Salvador, 31 de agosto de 2012.
Senhoras e senhores passageiros,
A vida nas grandes cidades
passa a cada dia mais e mais rápida, ao passo de não percebermos as miudezas
que se afogam na rotina e que se entranham nas paredes e muros de pedra e
cimento que com mãos abertas construímos.
Exatamente num dia igual a
qualquer outro no calendário, exceto pelo fato de ser infinitamente março,
caminhava a multidão sem nome. Pelas ruas enladeiradas fui subindo e descendo
penando nos afazeres que havia deixado para a volta. De surpresa senti o peso
molhado de um pingo cair sobre meu braço e despertei das ideias em que me meti.
Assim, uma após a outra, milhares de gotas caiam e logo era uma tempestade de
fim de verão. As pessoas nas ruas corriam desesperadamente feito formigas que
tontas procuram abrigo, ou talvez, uma arca como se o próprio dilúvio estivesse por desaguar. Continuei até ouvir o
ronco de o primeiro trovão retumbar forte no meu peito até doer. Olhei para os
lados e procurei uma marquise e, do mesmo jeito que as formigas, me escondi.

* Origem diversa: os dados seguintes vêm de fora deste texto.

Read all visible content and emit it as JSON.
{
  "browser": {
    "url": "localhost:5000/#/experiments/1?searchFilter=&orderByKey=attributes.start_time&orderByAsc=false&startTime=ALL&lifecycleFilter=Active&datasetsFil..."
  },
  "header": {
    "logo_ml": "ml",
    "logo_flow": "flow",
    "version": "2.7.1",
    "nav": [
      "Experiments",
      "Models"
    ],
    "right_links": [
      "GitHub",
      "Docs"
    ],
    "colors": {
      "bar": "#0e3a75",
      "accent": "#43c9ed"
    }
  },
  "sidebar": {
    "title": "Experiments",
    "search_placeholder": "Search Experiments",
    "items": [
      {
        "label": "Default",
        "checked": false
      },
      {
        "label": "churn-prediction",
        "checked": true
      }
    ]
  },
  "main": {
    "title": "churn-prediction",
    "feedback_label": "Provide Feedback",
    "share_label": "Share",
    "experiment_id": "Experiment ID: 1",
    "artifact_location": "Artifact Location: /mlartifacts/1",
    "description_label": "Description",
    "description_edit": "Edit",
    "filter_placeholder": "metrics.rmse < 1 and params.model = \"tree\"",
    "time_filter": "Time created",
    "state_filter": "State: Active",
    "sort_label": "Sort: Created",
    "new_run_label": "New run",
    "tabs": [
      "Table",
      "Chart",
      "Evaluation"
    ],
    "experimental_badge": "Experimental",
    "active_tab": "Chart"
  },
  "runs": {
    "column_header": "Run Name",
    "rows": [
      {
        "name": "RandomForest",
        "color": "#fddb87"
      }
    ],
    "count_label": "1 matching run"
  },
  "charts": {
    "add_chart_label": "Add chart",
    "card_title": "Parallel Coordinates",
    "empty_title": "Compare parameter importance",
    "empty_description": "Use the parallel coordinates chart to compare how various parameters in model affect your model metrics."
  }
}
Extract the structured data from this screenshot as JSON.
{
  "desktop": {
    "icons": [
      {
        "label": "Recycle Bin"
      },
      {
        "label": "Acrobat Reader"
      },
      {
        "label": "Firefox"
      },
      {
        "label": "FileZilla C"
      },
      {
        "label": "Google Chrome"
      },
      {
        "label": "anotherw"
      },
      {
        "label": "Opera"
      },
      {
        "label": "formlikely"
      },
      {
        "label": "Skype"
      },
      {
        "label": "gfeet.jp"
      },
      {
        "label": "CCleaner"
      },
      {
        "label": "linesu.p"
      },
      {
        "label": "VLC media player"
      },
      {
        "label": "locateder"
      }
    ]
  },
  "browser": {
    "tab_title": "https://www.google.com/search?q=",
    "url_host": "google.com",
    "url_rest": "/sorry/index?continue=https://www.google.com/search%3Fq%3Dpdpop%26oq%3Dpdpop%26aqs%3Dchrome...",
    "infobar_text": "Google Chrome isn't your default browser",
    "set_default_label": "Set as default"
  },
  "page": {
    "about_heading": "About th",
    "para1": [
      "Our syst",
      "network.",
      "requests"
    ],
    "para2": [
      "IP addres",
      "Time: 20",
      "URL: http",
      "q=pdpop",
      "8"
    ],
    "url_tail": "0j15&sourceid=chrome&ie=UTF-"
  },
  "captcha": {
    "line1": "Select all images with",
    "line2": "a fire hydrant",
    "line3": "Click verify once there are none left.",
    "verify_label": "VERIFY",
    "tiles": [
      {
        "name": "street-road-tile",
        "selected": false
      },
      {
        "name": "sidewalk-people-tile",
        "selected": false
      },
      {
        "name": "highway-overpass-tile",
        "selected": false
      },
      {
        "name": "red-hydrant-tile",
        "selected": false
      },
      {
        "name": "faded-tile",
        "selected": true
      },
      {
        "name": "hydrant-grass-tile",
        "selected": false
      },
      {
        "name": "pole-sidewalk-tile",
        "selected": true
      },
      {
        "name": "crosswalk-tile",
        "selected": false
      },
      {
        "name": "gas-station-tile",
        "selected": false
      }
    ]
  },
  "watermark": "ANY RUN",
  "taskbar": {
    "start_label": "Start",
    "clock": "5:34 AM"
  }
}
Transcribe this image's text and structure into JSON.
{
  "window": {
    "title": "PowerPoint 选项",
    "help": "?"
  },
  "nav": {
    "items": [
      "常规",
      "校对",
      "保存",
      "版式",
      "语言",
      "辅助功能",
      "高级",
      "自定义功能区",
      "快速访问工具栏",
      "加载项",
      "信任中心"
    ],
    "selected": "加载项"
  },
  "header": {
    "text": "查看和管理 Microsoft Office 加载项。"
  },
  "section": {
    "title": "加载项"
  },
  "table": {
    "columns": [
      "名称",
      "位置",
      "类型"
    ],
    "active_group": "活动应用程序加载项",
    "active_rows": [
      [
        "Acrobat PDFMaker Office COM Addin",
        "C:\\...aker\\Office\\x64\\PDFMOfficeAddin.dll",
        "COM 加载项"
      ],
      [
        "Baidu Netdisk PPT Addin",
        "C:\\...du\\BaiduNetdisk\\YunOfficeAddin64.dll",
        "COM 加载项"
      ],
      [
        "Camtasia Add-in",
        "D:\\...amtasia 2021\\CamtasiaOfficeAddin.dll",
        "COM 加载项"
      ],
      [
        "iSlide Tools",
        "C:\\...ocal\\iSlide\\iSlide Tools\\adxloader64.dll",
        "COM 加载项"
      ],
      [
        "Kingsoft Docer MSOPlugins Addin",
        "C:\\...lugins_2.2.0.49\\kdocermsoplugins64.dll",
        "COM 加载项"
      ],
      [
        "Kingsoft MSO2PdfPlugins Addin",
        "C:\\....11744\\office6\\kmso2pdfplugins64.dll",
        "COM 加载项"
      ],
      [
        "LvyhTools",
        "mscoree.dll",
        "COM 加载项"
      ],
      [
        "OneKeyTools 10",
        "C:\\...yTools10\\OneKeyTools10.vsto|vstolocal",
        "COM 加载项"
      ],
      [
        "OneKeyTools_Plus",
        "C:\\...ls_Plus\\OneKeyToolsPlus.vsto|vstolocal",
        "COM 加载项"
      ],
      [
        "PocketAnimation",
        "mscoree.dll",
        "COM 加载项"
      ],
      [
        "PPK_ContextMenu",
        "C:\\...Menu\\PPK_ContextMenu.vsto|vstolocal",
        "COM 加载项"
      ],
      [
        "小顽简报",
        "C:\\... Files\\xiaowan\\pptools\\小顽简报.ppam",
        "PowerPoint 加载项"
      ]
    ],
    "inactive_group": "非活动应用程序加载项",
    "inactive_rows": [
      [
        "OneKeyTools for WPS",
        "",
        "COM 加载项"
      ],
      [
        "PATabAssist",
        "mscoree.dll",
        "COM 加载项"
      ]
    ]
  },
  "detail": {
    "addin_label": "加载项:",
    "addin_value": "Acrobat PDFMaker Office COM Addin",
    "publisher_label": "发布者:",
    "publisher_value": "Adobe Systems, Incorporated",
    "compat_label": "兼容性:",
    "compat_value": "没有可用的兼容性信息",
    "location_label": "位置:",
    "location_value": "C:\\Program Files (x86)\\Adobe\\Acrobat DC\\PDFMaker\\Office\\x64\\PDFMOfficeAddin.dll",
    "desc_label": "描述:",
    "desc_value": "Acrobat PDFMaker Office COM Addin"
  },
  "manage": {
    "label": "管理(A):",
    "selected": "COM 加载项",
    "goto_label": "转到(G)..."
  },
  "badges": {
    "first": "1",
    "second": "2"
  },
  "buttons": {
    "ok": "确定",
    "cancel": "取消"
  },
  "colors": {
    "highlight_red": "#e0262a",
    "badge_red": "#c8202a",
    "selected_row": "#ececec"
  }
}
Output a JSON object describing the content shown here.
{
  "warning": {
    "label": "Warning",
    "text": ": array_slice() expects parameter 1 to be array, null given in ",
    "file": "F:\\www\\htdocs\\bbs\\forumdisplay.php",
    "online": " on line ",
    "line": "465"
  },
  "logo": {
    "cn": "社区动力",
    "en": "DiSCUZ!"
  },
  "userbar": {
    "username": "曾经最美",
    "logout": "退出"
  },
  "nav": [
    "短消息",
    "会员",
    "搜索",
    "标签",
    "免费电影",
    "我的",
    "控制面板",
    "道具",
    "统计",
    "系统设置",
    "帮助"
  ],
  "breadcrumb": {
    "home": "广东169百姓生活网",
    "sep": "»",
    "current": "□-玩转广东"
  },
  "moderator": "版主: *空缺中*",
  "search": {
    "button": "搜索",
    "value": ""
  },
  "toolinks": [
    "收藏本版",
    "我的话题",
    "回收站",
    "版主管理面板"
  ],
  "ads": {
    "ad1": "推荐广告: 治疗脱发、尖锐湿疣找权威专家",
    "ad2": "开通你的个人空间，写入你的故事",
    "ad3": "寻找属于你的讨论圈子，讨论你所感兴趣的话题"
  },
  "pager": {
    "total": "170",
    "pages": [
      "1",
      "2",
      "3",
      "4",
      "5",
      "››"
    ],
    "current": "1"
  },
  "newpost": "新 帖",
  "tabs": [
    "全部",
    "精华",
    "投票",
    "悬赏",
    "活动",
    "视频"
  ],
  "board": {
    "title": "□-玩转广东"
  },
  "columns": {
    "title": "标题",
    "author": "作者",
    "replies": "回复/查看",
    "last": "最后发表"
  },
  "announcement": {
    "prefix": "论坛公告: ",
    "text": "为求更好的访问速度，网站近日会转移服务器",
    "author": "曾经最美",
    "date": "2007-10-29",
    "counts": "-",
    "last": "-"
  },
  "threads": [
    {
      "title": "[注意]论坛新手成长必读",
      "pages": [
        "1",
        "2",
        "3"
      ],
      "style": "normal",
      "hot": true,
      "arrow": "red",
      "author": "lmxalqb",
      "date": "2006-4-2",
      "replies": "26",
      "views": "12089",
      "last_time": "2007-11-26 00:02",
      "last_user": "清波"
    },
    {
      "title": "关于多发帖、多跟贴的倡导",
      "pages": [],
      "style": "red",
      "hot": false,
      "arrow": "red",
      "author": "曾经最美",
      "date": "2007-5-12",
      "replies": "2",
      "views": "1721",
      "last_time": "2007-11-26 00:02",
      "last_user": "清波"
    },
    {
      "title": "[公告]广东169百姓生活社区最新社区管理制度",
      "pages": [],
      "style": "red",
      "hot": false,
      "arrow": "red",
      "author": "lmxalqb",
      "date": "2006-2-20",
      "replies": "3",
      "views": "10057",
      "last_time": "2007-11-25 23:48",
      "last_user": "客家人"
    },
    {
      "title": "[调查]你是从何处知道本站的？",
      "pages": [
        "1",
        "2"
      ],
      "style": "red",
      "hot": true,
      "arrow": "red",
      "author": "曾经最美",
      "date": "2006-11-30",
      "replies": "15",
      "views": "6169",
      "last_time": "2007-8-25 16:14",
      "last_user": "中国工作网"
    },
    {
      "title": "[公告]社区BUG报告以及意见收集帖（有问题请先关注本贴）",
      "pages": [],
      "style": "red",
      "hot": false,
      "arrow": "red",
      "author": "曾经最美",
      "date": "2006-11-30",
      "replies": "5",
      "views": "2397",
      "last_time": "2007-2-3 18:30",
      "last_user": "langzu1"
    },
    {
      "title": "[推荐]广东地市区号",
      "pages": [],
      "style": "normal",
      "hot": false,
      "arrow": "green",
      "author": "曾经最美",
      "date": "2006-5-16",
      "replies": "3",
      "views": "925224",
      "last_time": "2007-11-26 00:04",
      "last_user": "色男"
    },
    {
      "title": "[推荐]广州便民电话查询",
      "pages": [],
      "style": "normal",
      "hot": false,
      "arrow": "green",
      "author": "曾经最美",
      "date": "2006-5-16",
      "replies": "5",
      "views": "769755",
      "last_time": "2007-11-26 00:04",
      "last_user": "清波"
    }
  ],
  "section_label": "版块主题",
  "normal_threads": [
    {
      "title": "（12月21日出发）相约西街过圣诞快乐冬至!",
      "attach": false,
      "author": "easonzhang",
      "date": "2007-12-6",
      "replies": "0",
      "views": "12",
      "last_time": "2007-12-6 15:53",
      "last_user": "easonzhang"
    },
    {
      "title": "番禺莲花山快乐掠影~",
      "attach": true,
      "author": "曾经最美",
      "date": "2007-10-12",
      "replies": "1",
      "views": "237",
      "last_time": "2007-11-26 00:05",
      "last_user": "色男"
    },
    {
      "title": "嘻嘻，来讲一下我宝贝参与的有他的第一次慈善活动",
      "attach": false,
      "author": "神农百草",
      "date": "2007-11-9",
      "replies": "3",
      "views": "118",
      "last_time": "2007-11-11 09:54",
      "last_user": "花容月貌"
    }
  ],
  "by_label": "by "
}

Enquanto esperava a trégua dos
céus, um homem continuou seu caminho. Ele e seu guarda-chuva preto desciam a
rua como se tudo não fosse mais que o sereno da noite. Fiquei inquieto com a
situação. Ele parecia ignorar, voluntariosamente, todos os olhares ao redor, desprezando
as regras sociais que impedem um sujeito normal de caminhar na chuva
torrencial. Agora minha inquietação já era quase raiva diante do contrassenso.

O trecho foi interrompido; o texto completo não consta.